In 2017, Boston Realty Advisors secured a loan that will allow them to completely develop the area of the old Balfour building into a Class A apartment complex that will have 193 units and 11,500 square feet of retail space. This mixed-use zoning / development allows for one development to house different functions—the new building on 21 East Street will have a gym, restaurant, retail space, and shuttles to MBTA stations in addition to the apartments. This transit-oriented development places residents close to public transportation, which reduces travel times. Both the mixed-use development and the transit-oriented development combat urban sprawl, which is all too common in the Boston–Providence suburbs. The new apartment complex will not only bring large amounts of tax revenue to North Attleboro, but create new Class A, a type of luxury apartment, that will bring in high-income tenants.
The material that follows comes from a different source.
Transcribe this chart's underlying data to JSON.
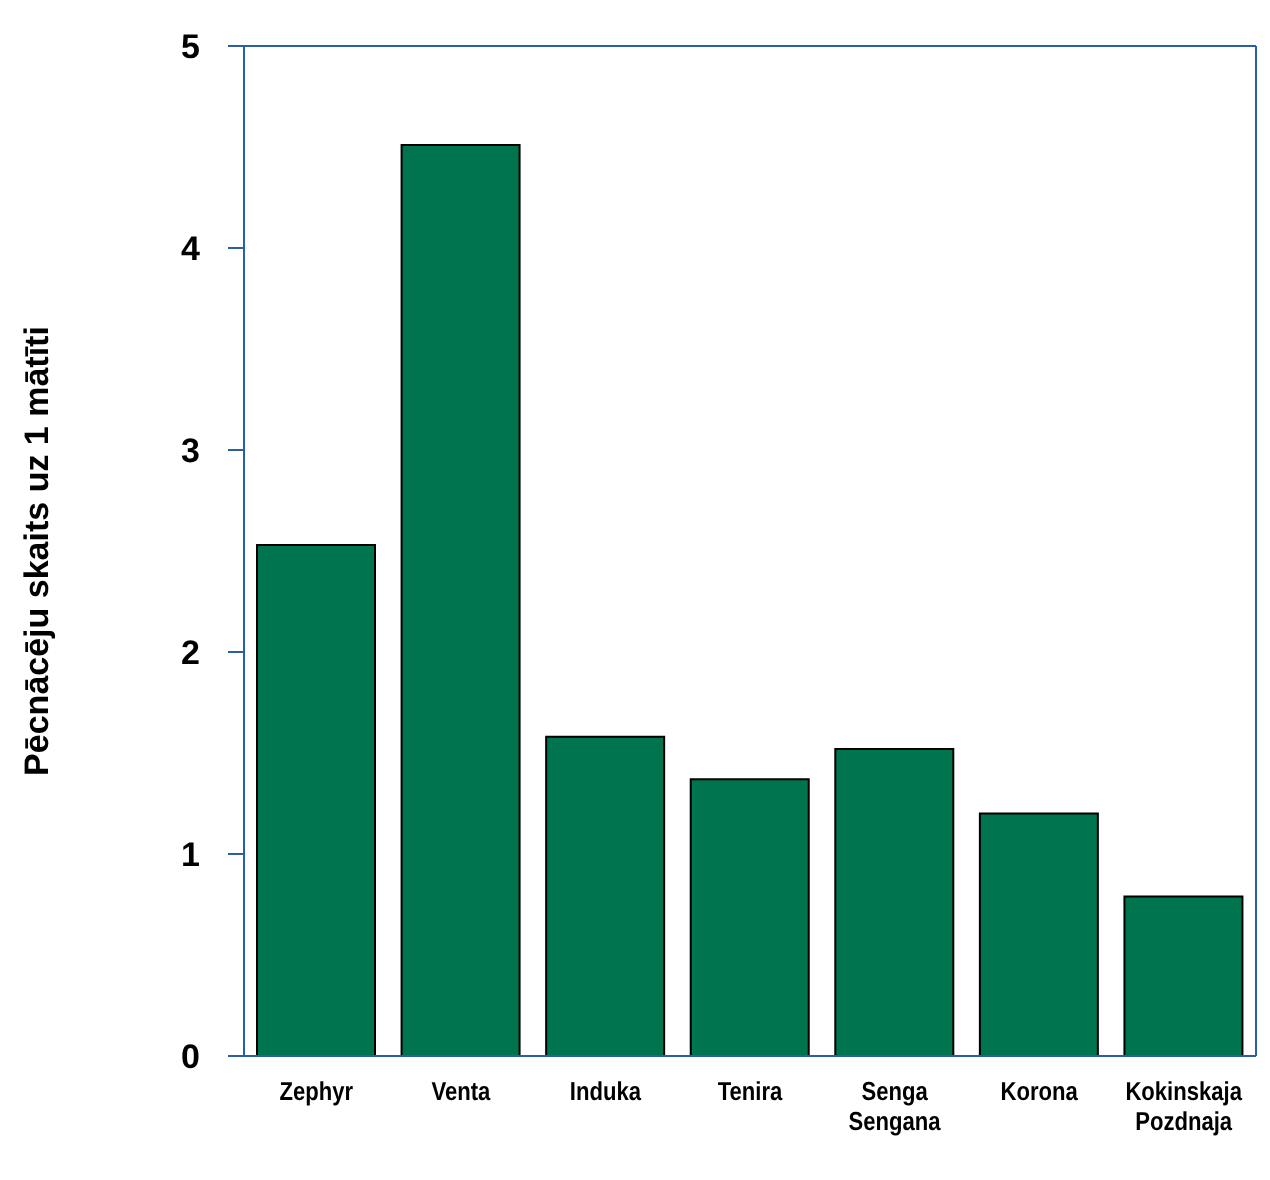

Though this infill of an old, abandoned building is beneficial in many ways and a useful response to blight occurring in the town, an oversight by planners and developers regarding the drainage of a swamp that used to exist beneath U.S. Route 1 shifted environmental burdens towards neighboring, lower-income households. The new building at 21 East Street has shifted drainage and flooded nearby homes, according to residents. In spite of these complaints, the city gave the developers permission to open two of three buildings, while they have sixty days to address the drainage problem; this issue raised concerns and questions about the role of municipal governments in overseeing such large and impactful projects.

==Notable people==

- Aaron Hernandez, former New England Patriots tight end and convicted murderer
- Allen Ripley, professional baseball player
- Anthony Sherman, professional football player
- Chris Sullivan, former defensive end for the New England Patriots and the Pittsburgh Steelers
- Colin Grafton, Team USA figure skater, 2012 National bronze Medalist, 2012 Junior World Team Member
- Elizabeth Poirier, Republican politician in the Massachusetts House of Representatives representing the 14th Bristol district from 1999-2021
- Frank C. Whitmore, organic chemist
- Jeff Sutherland, computer scientist and cofounder of Scrum
- Jerod Mayo, former head coach, former linebackers coach, and former linebacker for the New England Patriots
- Joseph W. Martin Jr., Republican US representative, Speaker of the House of Representatives; J.W. Martin Elementary School is named in his honor
- Kara Corcoran, military officer
- Steve Pearce, professional baseball player
- William J. Maguire (1916–1997), politician who served in the New Jersey General Assembly from 1976 to 1982
- Will Levis, professional football player for the Tennessee Titans, lived in North Attleborough until he was seven years old

==In popular culture==
- Right There, an award-winning 2013 silent comedy film, was filmed in downtown North Attleboro.
- In How to Marry a Millionaire (1953 film starring Lauren Bacall and Marilyn Monroe) one of the ladies' dates mentions his aunt is from North Attleborough, Massachusetts.